Wednesday, July 1, 2009

It's not a bra!

I'm a hip young go-getter, so when I suspected that the machines at the gym are inaccurate in determining my heart beat in relation to my untimely death I chose to get a hip watch/heart monitor suitable for a hip young go-getter. Thing is, the watch itself doesn't measure your heart beat, this small bit of plastic on an elastic belt does. So you wrap it just under your pectoral muscles (read: boobs) and both the gym machines and your watch pick it up. Pretty sweet, except that the adjustment slider in the back looks like a bra clasp, so the entire time I felt like people were staring at me and wondering why I needed support.

Unrelated: a poem! I know you love my poetry, or at least I haven't gotten any responses telling me not to post it and that's pretty much as close to adoration as I get. So blammo!

A place to rest

I should think a good place
would be the forest,
deep in the bramble and thicket
where age-worn oak and maple
etched with moss
vault a cathedral of branches
above you.
Lay me down in that soft earth
far down in the roots
and spongy loam
where muffled are the gentle
footsteps of elk and fox,
like raindrops soaking down,
down to that warm darkness
that heaves above you
like a thick blanket
on a cold winter's night.


So I leave my door open a lot, because I have no windows that open (well, one opens right into a thick bunch of branches, so much so that I can't actually open it) and the aforementioned fridge is spewing odors of milky rot throughout the apartment. So door open, cool breeze in. But the cool breeze brings with it flies and crap, so now I have an otherwise ignorable ecosystem of moths and mayflies that occasionally freak the crap out of me. On close examination, however, moths are pretty awesome. They're so damn stupid that they're adorable, like lemmings and dodos, and the dusty pattern on their backs is intricate, worn, and understated, unlike that damned gaudy butterfly with its blender vomit of color.

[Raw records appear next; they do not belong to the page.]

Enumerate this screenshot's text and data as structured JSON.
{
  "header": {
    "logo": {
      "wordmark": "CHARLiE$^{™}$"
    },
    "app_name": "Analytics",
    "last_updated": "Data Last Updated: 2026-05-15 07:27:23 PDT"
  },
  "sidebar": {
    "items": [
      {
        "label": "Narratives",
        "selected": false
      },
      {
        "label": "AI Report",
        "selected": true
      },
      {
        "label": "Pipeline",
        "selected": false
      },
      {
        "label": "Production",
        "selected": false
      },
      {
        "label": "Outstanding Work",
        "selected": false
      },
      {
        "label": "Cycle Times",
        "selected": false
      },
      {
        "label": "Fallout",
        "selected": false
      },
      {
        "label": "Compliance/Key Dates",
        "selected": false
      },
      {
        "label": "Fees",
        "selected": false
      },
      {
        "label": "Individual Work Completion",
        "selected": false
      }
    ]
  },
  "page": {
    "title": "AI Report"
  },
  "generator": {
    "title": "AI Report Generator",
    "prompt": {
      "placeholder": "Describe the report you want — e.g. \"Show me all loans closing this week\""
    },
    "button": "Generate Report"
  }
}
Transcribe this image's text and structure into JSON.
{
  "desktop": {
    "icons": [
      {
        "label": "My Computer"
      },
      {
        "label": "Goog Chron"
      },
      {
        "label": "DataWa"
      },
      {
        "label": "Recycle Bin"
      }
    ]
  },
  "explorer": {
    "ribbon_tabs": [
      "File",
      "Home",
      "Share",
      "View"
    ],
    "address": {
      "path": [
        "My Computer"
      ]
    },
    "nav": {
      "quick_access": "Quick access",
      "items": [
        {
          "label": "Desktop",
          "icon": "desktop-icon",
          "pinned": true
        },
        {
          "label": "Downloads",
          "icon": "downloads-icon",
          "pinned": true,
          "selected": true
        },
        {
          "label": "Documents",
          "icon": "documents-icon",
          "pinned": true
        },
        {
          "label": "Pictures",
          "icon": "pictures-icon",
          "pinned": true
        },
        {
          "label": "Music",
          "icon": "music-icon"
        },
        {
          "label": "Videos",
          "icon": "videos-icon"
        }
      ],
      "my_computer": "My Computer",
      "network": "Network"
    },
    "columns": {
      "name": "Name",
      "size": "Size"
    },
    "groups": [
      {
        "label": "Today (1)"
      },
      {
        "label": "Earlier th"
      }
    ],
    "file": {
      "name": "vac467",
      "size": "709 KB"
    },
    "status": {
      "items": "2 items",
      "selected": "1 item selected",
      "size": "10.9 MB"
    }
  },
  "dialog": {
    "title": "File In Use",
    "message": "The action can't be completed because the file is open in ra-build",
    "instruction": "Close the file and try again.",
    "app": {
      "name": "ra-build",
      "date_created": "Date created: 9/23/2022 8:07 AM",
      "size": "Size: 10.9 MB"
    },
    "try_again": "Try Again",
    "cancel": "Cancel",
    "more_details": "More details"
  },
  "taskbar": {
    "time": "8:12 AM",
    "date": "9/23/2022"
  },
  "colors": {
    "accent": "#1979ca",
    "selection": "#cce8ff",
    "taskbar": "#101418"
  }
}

So moth!


fig. 1 - Unknown to many people, moths feed on pencil shavings and the crumbs of BBQ style snacks. Some native peoples of northern Hungary feed the moths a steady supply of Red Fanta and Cheesy BBQ Fritos and harvest their wing dust, as this dust, in small portions, is a hallucinogen and diet supplement. In large quantities, this dust causes wild dementia and the possibility of fatal boners (the second definition) during the operation of heavy machinery.